A further complication is that, due to its extra height, any accessory fitted to the orbital hub of the Major must be longer than its Chef counterpart, so Major and Chef attachments for this hub are incompatible. This includes beaters, which need to reach to the bottom of the bowl, potato peeler, ice cream maker and others.

== Attachments ==
Many attachments (e.g. coffee grinder, slicer and shredder, cream maker, grain mill, liquidiser, tin opener, potato peeler etc.) are available.

All models in the A700 and A900 series were supplied with the "K-Beater" (for standard mixing, beating, and folding), dough hook, and whisk as standard. Some models (particularly the "Super Chef" and "Chef Deluxe") included the liquidiser attachment (which in some models was made of glass and in others plastic).
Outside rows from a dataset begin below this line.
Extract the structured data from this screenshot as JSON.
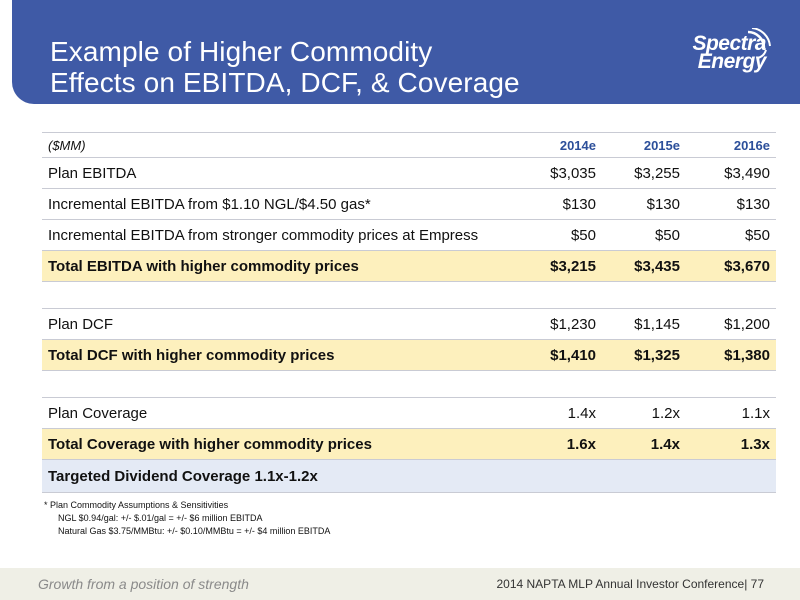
{
  "header": {
    "title_line1": "Example of Higher Commodity",
    "title_line2": "Effects on EBITDA, DCF, & Coverage"
  },
  "logo": {
    "line1": "Spectra",
    "line2": "Energy"
  },
  "table": {
    "unit_label": "($MM)",
    "columns": [
      "2014e",
      "2015e",
      "2016e"
    ],
    "rows": [
      {
        "label": "Plan EBITDA",
        "values": [
          "$3,035",
          "$3,255",
          "$3,490"
        ]
      },
      {
        "label": "Incremental EBITDA from $1.10 NGL/$4.50 gas*",
        "values": [
          "$130",
          "$130",
          "$130"
        ]
      },
      {
        "label": "Incremental EBITDA from stronger commodity prices at Empress",
        "values": [
          "$50",
          "$50",
          "$50"
        ]
      },
      {
        "label": "Total EBITDA with higher commodity prices",
        "values": [
          "$3,215",
          "$3,435",
          "$3,670"
        ]
      },
      {
        "label": "Plan DCF",
        "values": [
          "$1,230",
          "$1,145",
          "$1,200"
        ]
      },
      {
        "label": "Total DCF with higher commodity prices",
        "values": [
          "$1,410",
          "$1,325",
          "$1,380"
        ]
      },
      {
        "label": "Plan Coverage",
        "values": [
          "1.4x",
          "1.2x",
          "1.1x"
        ]
      },
      {
        "label": "Total Coverage with higher commodity prices",
        "values": [
          "1.6x",
          "1.4x",
          "1.3x"
        ]
      },
      {
        "label": "Targeted Dividend Coverage 1.1x-1.2x"
      }
    ]
  },
  "footnote": {
    "line1": "* Plan Commodity Assumptions & Sensitivities",
    "line2": "NGL $0.94/gal:  +/- $.01/gal = +/- $6 million EBITDA",
    "line3": "Natural Gas $3.75/MMBtu:   +/- $0.10/MMBtu = +/- $4 million EBITDA"
  },
  "footer": {
    "tagline": "Growth from a position of strength",
    "conference": "2014 NAPTA MLP Annual Investor Conference|  77"
  },
  "colors": {
    "header_blue": "#3f5aa6",
    "total_row_yellow": "#fdf0bd",
    "target_row_blue": "#e4eaf5",
    "column_header_blue": "#2c4f9a"
  }
}
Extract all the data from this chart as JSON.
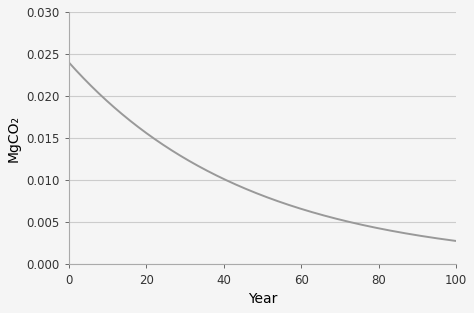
{
  "title": "",
  "xlabel": "Year",
  "ylabel": "MgCO₂",
  "xlim": [
    0,
    100
  ],
  "ylim": [
    0.0,
    0.03
  ],
  "xticks": [
    0,
    20,
    40,
    60,
    80,
    100
  ],
  "yticks": [
    0.0,
    0.005,
    0.01,
    0.015,
    0.02,
    0.025,
    0.03
  ],
  "initial_value": 0.024,
  "decay_rate": 0.0215,
  "line_color": "#999999",
  "line_width": 1.4,
  "background_color": "#f5f5f5",
  "grid_color": "#cccccc",
  "xlabel_fontsize": 10,
  "ylabel_fontsize": 10,
  "tick_fontsize": 8.5
}
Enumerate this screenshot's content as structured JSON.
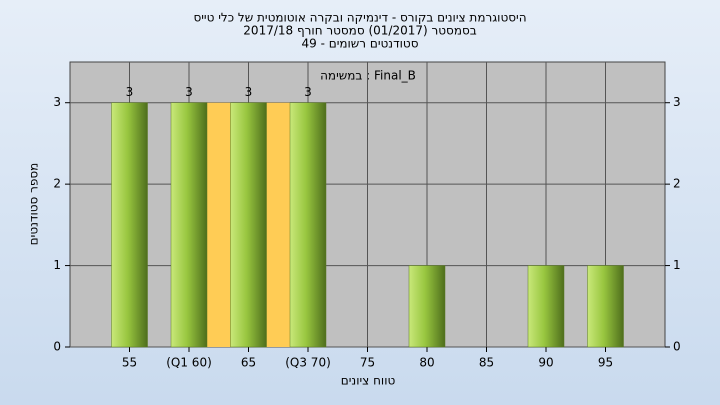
{
  "chart_data": {
    "type": "bar",
    "title": "היסטוגרמת ציונים בקורס - דינמיקה ובקרה אוטומטית של כלי טייס",
    "subtitle": "בסמסטר  (01/2017)  סמסטר חורף 2017/18",
    "subtitle2": "סטודנטים רשומים - 49",
    "annotation": "Final_B : במשימה",
    "x_label": "טווח ציונים",
    "y_label": "מספר סטודנטים",
    "x": [
      55,
      60,
      65,
      70,
      75,
      80,
      85,
      90,
      95
    ],
    "values": [
      3,
      3,
      3,
      3,
      0,
      1,
      0,
      1,
      1
    ],
    "value_labels": [
      "3",
      "3",
      "3",
      "3",
      null,
      null,
      null,
      null,
      null
    ],
    "color": "#8fbf3a",
    "quartile_color": "#ffcc55",
    "xlim": [
      50,
      100
    ],
    "xticks": [
      55,
      {
        "value": 60,
        "label": "(Q1 60)"
      },
      65,
      {
        "value": 70,
        "label": "(Q3 70)"
      },
      75,
      80,
      85,
      90,
      95
    ],
    "ylim": [
      0,
      3.5
    ],
    "yticks": [
      0,
      1,
      2,
      3
    ],
    "y2lim": [
      0,
      3.5
    ],
    "y2ticks": [
      0,
      1,
      2,
      3
    ],
    "grid": true
  }
}
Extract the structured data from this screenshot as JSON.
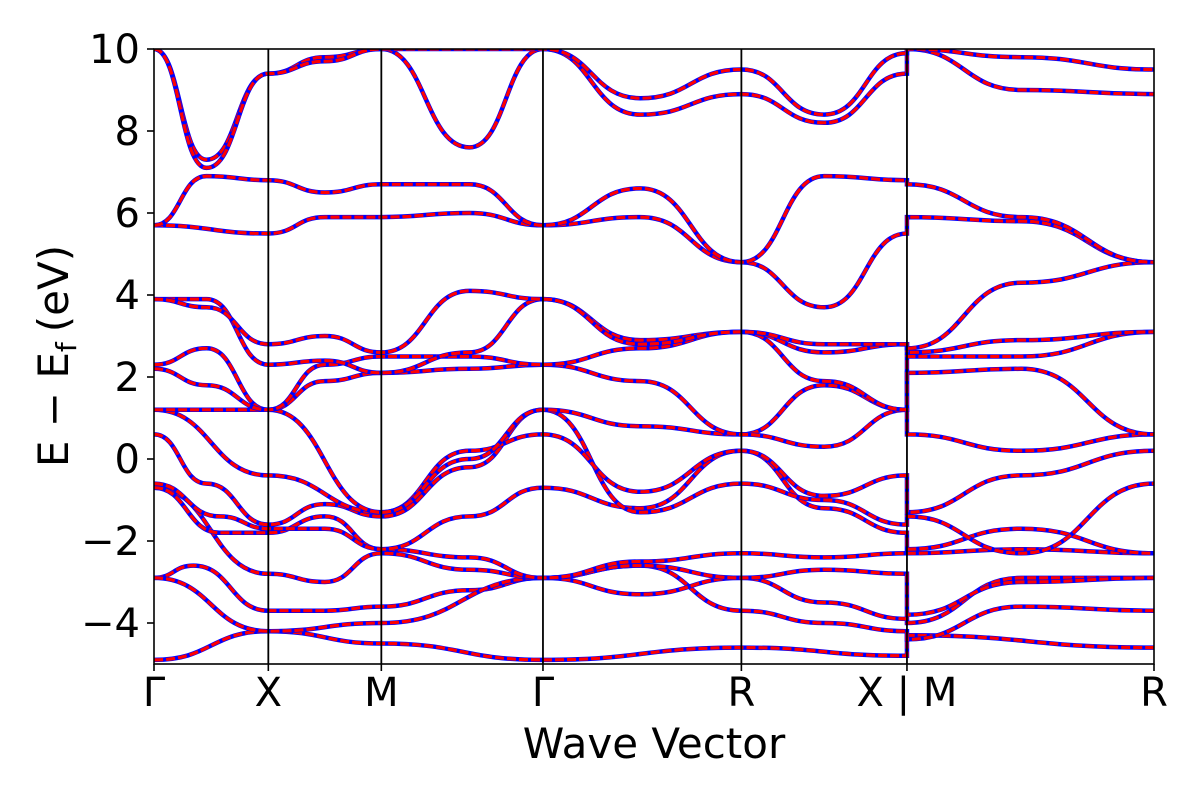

A much-needed splash-guard cover for the bowl was introduced for the Chef in the early 1980s; before this, there was a tendency for ingredients such as flour to be thrown from the open-top bowl, especially if too high a speed was used before they were mixed in.

The contemporary Kenwood Cooking Chef includes all the following attachments in its purchase price as standard: K-Beater, power whisk, spiral dough hook, stirring tool, flexi beater, food processor, steamer basket, and blender.

== Other brands ==
The kitchen machine remains very popular across the UK and Europe, and is slowly working into the US market where the KitchenAid, which is a similar kitchen tool, has a greater market share.

In North America, the DeLonghi DSM5 and DSM7, and the Kenmore Elite Kitchen Machine (re-badged DSM5), are the same appliance as the Kenwood Chef and accessories are interchangeable between them. There is also a Hamilton Beach badged variant based around the KM800 Major.